Напившись, легла снова и была такая нежная и, лаская его, все говорила:

- Какой вы красивый!

После этого новый сон Матийцева был особенно глубок и крепок. Только перед тем, как проснуться ему, что-то померещилось легкое и плывучее, а потом почему-то насильно стали ввязываться в это легкое, неосязаемое бессвязные, навязчивые строки:

Плочено - не плочено,

Краса не обмолочена,

Не от-вер-нешься!..

Как будто стоял кто-то вроде старого николаевского солдата над ним у изголовья и все долдонил довольно браво, но одно только это, и он с ним как будто спорил, что это бессмыслица. Но строчки все поворачивались сами по себе, тяжело, как мельничные колеса на напоре, и неосязаемое вытеснили, заслонили, а сами остались: каждое слово отдельно, шершавое, ни к чему:

Плочено - не плочено,

Краса не обмолочена...

"Краса, краса!.. Какая краса?" - спорил во сне Матийцев. А другой отвечал: "Краса - красная". И навязывал еще такие же глупые строки:

Крестися - не крестись,

Молися - не молись,

Не о-то-бьешься!..

А потом тут же подхватывал с подтопом очень быстро:

Плочено - не плочено,

Краса не обмолочена,

Не от-вер-нешься!..

"Позволь! Ведь все это дикая чушь!" - кричал он во сне кому-то, а кто-то этот отвечал: "Мало бы что чушь!", - разевал широченный рот до ушей черт знает зачем и неотступно вертел перед ним слова, как пестрые кубари топорной работы.

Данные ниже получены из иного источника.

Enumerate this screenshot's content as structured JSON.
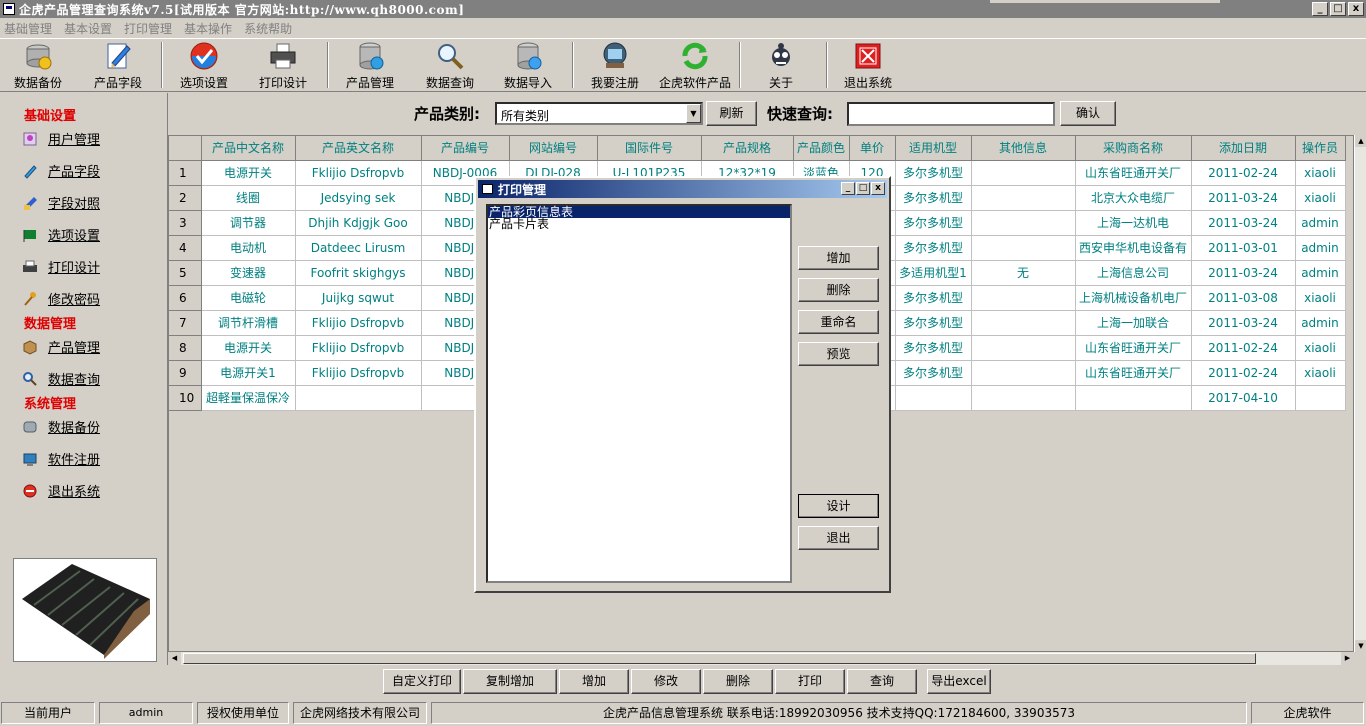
{
  "window": {
    "title": "企虎产品管理查询系统v7.5[试用版本 官方网站:http://www.qh8000.com]",
    "controls": [
      "_",
      "□",
      "x"
    ]
  },
  "menu": [
    "基础管理",
    "基本设置",
    "打印管理",
    "基本操作",
    "系统帮助"
  ],
  "toolbar": [
    {
      "label": "数据备份",
      "icon": "database-backup-icon"
    },
    {
      "label": "产品字段",
      "icon": "pen-icon"
    },
    {
      "label": "选项设置",
      "icon": "check-icon"
    },
    {
      "label": "打印设计",
      "icon": "printer-icon"
    },
    {
      "label": "产品管理",
      "icon": "database-icon"
    },
    {
      "label": "数据查询",
      "icon": "magnifier-icon"
    },
    {
      "label": "数据导入",
      "icon": "import-icon"
    },
    {
      "label": "我要注册",
      "icon": "register-icon"
    },
    {
      "label": "企虎软件产品",
      "icon": "refresh-icon"
    },
    {
      "label": "关于",
      "icon": "about-icon"
    },
    {
      "label": "退出系统",
      "icon": "exit-icon"
    }
  ],
  "sidebar": {
    "groups": [
      {
        "title": "基础设置",
        "items": [
          "用户管理",
          "产品字段",
          "字段对照",
          "选项设置",
          "打印设计",
          "修改密码"
        ]
      },
      {
        "title": "数据管理",
        "items": [
          "产品管理",
          "数据查询"
        ]
      },
      {
        "title": "系统管理",
        "items": [
          "数据备份",
          "软件注册",
          "退出系统"
        ]
      }
    ]
  },
  "filter": {
    "category_label": "产品类别:",
    "category_value": "所有类别",
    "refresh": "刷新",
    "quick_label": "快速查询:",
    "quick_value": "",
    "confirm": "确认"
  },
  "table": {
    "columns": [
      "产品中文名称",
      "产品英文名称",
      "产品编号",
      "网站编号",
      "国际件号",
      "产品规格",
      "产品颜色",
      "单价",
      "适用机型",
      "其他信息",
      "采购商名称",
      "添加日期",
      "操作员"
    ],
    "rows": [
      [
        "1",
        "电源开关",
        "Fklijio Dsfropvb",
        "NBDJ-0006",
        "DLDJ-028",
        "U-L101P235",
        "12*32*19",
        "淡蓝色",
        "120",
        "多尔多机型",
        "",
        "山东省旺通开关厂",
        "2011-02-24",
        "xiaoli"
      ],
      [
        "2",
        "线圈",
        "Jedsying sek",
        "NBDJ-0",
        "",
        "",
        "",
        "",
        "",
        "多尔多机型",
        "",
        "北京大众电缆厂",
        "2011-03-24",
        "xiaoli"
      ],
      [
        "3",
        "调节器",
        "Dhjih Kdjgjk Goo",
        "NBDJ-0",
        "",
        "",
        "",
        "",
        "",
        "多尔多机型",
        "",
        "上海一达机电",
        "2011-03-24",
        "admin"
      ],
      [
        "4",
        "电动机",
        "Datdeec Lirusm",
        "NBDJ-0",
        "",
        "",
        "",
        "",
        "",
        "多尔多机型",
        "",
        "西安申华机电设备有",
        "2011-03-01",
        "admin"
      ],
      [
        "5",
        "变速器",
        "Foofrit skighgys",
        "NBDJ-0",
        "",
        "",
        "",
        "",
        "",
        "多适用机型1",
        "无",
        "上海信息公司",
        "2011-03-24",
        "admin"
      ],
      [
        "6",
        "电磁轮",
        "Juijkg sqwut",
        "NBDJ-0",
        "",
        "",
        "",
        "",
        "",
        "多尔多机型",
        "",
        "上海机械设备机电厂",
        "2011-03-08",
        "xiaoli"
      ],
      [
        "7",
        "调节杆滑槽",
        "Fklijio Dsfropvb",
        "NBDJ-0",
        "",
        "",
        "",
        "",
        "",
        "多尔多机型",
        "",
        "上海一加联合",
        "2011-03-24",
        "admin"
      ],
      [
        "8",
        "电源开关",
        "Fklijio Dsfropvb",
        "NBDJ-0",
        "",
        "",
        "",
        "",
        "",
        "多尔多机型",
        "",
        "山东省旺通开关厂",
        "2011-02-24",
        "xiaoli"
      ],
      [
        "9",
        "电源开关1",
        "Fklijio Dsfropvb",
        "NBDJ-0",
        "",
        "",
        "",
        "",
        "",
        "多尔多机型",
        "",
        "山东省旺通开关厂",
        "2011-02-24",
        "xiaoli"
      ],
      [
        "10",
        "超軽量保温保冷",
        "",
        "",
        "",
        "",
        "",
        "",
        "",
        "",
        "",
        "",
        "2017-04-10",
        ""
      ]
    ]
  },
  "actions": [
    "自定义打印",
    "复制增加",
    "增加",
    "修改",
    "删除",
    "打印",
    "查询",
    "导出excel"
  ],
  "status": {
    "user_label": "当前用户",
    "user": "admin",
    "unit_label": "授权使用单位",
    "unit": "企虎网络技术有限公司",
    "info": "企虎产品信息管理系统   联系电话:18992030956   技术支持QQ:172184600, 33903573",
    "brand": "企虎软件"
  },
  "dialog": {
    "title": "打印管理",
    "list": [
      "产品彩页信息表",
      "产品卡片表"
    ],
    "selected_index": 0,
    "buttons": [
      "增加",
      "删除",
      "重命名",
      "预览"
    ],
    "design": "设计",
    "exit": "退出"
  }
}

И когда, окончательно осерчав на этого николаевского, или кто он там был, открыл глаза Матийцев, он увидел свой номер весь в дневном свету. Вспомнил про Полю, но ее не было, и не было ее шляпки с красным отворотом, ни лиловой накидки, ни ридикюля.

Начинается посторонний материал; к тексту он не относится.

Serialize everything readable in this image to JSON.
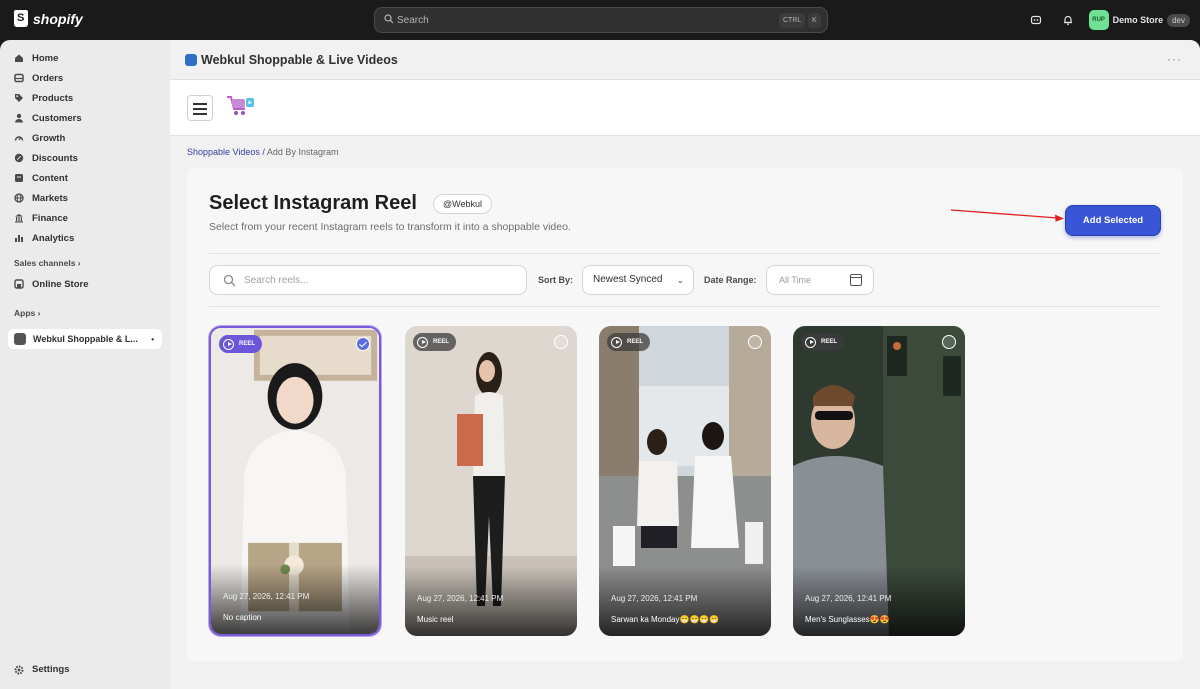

Было ясно, что она ушла от него к своим малюткам, которых кормит, и с чувством нежной благодарности к ней Матийцев подумал, что она, должно быть, придет еще, или, гордая, не захотела, чтобы он унизил ее предложением платы за ночь, и нарочно тихо ушла, не простясь, когда он спал.

И еще о чем-то очень красивом грезилось, когда он лежал теперь с закрытыми глазами. Представлялись какие-то неясные истоки бытия, к которым он припал, чтобы ожить, и что привело его к ним мудрое темное чувство, гораздо более мудрое, чем светлый разум, и теперь он хотел определить это темное чувство, чтобы разум поклонился ему, а разум отказывался его искать. Была блаженная утренняя молодая лень во всем теле, которой давно уже не испытывал Матийцев. Припоминались вдавлины от корсета на теле Поли, башмаки со сложной шнуровкой, плечо - все в синих слабых жилках, запах пудры и каких-то духов, и все это хотелось пережить еще и еще и, главное, осознать. Вспоминались и сны и пробуждения, но образ женщины в белом посреди ночного, слабо освещенного номера выдвинула память внезапно, точно выстрелила им около ушей, - смутный образ женщины, искавшей папирос в его тужурке, - и внезапно же представился толстый пакет Безотчетова, который нужно было передать Мирзоянцу. Несколько длинных тревожных мгновений, - и, окончательно проснувшись, он бросился к тужурке; пакета не было ни в боковом кармане, ни в других карманах - нигде.

Это вышло так как-то гадко и нелепо, что долго не верилось. Он все искал пакета там, где очутиться никак он не мог. Это была как бы и не простая кража, так же возможная здесь, как проигрыш в игорном зале, но злостная подлость того, в кого поверилось.